Any car top boat is fine if I recall. No motors, no trailers. First lake on the right is the one you will want to fish if you use a jon boat. It's a good walk to the other lakes. Haven't fished it enough to form an opinion but I believe there are plenty of bass, bluegill, and crappie.


----------



## TMCDB6 (Mar 13, 2009)

Last time I went we paid 2.00 per person. I am glad to say they check very regularly. On several occasions i've been checked multiple times in the same day. As for bank access we haven't had any problems finding a spot to fish comfortably and by comfortably I mean no one within 300 yards of us. I am not a big fan of fishing with a stranger in my back pocket that could basically tell me what kind of deodarant I am wearing! 

Campbell has some really nice bass and the water is usually crystal clear. Hope this helps. Good luck!


DB


----------



## imalt (Apr 17, 2008)

i have had my best bass luck at the lake left of the parking lot as you go in. also i was in my yak. there is a lake behind the softball fields that isnt too bad you have to hop a fence or two. the front lake i have never done very good in. i dont think they stock as much as they say there.


----------



## TeamPlaker (Jul 5, 2006)

imalt said:


> i have had my best bass luck at the lake left of the parking lot as you go in.


That lake is the South Lake. Nice bank fishing in the spring, but by mid-summer the weeds are a pain. Not sure which is the best bluegill lake, but if you're looking for Perch, they're in the Northeast Lake (which is directly to the right as you pull in). Couldn't tell you how to fish for them, never target any of them. Keep in mind that HCPD's idea of "stocking" those lakes is way different than the ODNR.
The depths vary in each of the lakes, but some of them get 50+. They used to have maps on their site at www.greatparks.org. Not sure if they do any more... either way, the place you pay has a large map that shows you the depths and the names of the lakes.


----------



## regmiller (Aug 23, 2005)

Thanks for answering guys.
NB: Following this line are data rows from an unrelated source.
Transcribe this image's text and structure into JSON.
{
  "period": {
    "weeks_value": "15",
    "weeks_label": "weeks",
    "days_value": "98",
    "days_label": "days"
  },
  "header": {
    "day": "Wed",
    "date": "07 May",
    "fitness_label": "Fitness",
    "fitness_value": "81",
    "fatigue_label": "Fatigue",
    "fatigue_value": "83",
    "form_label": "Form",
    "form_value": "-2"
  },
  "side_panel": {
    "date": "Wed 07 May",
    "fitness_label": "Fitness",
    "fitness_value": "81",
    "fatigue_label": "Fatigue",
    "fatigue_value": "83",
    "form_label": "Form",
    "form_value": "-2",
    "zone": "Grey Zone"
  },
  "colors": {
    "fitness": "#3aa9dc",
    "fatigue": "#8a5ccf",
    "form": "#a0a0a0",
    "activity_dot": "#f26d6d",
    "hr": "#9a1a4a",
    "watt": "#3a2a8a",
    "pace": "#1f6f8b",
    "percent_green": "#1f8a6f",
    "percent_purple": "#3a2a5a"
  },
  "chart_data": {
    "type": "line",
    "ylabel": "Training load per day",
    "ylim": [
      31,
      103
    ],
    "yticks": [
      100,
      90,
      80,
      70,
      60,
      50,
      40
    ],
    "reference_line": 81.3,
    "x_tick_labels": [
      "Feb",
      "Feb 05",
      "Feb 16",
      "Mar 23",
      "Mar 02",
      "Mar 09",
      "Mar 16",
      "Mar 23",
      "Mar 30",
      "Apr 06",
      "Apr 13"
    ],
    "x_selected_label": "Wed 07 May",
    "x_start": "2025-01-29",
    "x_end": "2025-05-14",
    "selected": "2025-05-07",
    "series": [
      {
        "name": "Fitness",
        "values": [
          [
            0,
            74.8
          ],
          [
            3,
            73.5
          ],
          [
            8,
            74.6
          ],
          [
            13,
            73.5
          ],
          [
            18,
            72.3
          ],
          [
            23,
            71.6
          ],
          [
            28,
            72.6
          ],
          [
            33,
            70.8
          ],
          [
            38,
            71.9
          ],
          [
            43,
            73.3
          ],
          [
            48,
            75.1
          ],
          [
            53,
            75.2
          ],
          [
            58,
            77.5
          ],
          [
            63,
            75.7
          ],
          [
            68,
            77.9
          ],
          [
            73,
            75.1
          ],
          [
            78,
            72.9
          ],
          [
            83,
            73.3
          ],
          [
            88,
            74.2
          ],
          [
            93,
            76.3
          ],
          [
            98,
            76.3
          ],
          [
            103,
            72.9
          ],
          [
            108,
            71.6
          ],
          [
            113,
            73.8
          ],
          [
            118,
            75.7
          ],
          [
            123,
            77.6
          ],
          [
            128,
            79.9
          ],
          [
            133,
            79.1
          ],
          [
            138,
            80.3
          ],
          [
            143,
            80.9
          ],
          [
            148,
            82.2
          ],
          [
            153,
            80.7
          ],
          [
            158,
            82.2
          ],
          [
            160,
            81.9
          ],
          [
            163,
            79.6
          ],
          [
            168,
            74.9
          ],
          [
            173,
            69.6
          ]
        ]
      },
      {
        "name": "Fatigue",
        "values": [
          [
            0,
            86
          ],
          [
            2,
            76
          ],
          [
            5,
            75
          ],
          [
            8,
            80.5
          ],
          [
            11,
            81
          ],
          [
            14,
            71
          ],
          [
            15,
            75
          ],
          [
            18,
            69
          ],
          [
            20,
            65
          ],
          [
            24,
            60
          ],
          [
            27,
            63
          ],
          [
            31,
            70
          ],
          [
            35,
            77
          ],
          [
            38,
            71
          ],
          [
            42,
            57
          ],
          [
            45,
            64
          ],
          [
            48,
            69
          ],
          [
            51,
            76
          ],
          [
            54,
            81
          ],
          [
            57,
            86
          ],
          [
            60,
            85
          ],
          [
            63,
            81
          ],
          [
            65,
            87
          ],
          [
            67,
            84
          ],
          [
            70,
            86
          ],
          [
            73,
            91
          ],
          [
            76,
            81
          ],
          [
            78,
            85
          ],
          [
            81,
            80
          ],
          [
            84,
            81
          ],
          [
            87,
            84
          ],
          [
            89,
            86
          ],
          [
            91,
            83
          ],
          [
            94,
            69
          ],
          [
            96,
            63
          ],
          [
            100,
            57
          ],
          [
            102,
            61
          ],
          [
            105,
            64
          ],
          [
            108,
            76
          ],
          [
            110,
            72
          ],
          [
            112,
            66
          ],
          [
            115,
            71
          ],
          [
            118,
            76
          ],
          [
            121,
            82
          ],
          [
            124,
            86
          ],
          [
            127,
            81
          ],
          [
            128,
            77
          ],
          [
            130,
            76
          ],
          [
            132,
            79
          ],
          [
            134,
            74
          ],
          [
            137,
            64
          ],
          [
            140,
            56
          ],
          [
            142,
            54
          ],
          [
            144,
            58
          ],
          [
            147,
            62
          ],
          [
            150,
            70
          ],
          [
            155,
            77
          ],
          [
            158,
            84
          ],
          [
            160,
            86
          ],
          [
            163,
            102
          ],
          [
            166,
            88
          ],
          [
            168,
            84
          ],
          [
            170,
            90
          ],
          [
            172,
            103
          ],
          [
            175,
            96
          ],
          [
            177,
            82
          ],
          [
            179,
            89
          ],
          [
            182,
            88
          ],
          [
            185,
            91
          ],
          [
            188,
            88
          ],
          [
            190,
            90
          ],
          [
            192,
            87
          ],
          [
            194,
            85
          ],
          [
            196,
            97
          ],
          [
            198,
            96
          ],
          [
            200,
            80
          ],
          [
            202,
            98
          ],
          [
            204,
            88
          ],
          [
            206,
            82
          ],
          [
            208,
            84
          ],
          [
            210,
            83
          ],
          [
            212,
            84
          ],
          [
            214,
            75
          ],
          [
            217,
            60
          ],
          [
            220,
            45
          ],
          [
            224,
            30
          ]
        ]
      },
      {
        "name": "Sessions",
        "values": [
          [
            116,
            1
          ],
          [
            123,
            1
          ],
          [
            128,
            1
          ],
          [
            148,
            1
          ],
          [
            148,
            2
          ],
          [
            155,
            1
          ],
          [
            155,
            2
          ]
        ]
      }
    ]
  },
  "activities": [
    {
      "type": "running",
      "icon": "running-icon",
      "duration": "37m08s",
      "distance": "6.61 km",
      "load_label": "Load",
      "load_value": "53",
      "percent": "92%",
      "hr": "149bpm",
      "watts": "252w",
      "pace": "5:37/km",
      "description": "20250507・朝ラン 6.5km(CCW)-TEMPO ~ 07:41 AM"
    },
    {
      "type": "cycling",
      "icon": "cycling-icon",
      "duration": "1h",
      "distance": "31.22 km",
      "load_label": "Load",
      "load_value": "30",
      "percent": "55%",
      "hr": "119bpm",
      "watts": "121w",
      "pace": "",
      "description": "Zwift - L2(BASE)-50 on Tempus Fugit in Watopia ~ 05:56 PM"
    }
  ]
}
I am going to take a ride and see what is going on. It's pretty hot now, might wait a few weeks.


----------



## Mrsnspectr (May 21, 2008)

Hey Reg - glad to see another lady on here - I don't go out much by myself for the same reasons, but am lucky the dau-in-law loves to fish as much as I do. The guys on here are great, though, for answering (probably sometimes dumb) questions for me.

I read somewhere that perch love flashy things, so I picked up these snelled hooks that have a fluorescent spinner and beads when I saw them at Wal-mart, but we fish them under a bobber. Not sure if it is the flash or luck, but we seem to catch quite a few perch. And they seem to like wax worms a lot more than red worms or pieces of crawler. Bad thing is, they are fantastic little bait stealers, so take _lots_ of wax worms 

And I may take you up on the offer about the Isabella info in the near future. We are going to try and get down there for some evening/night fishing one of these days soon.


----------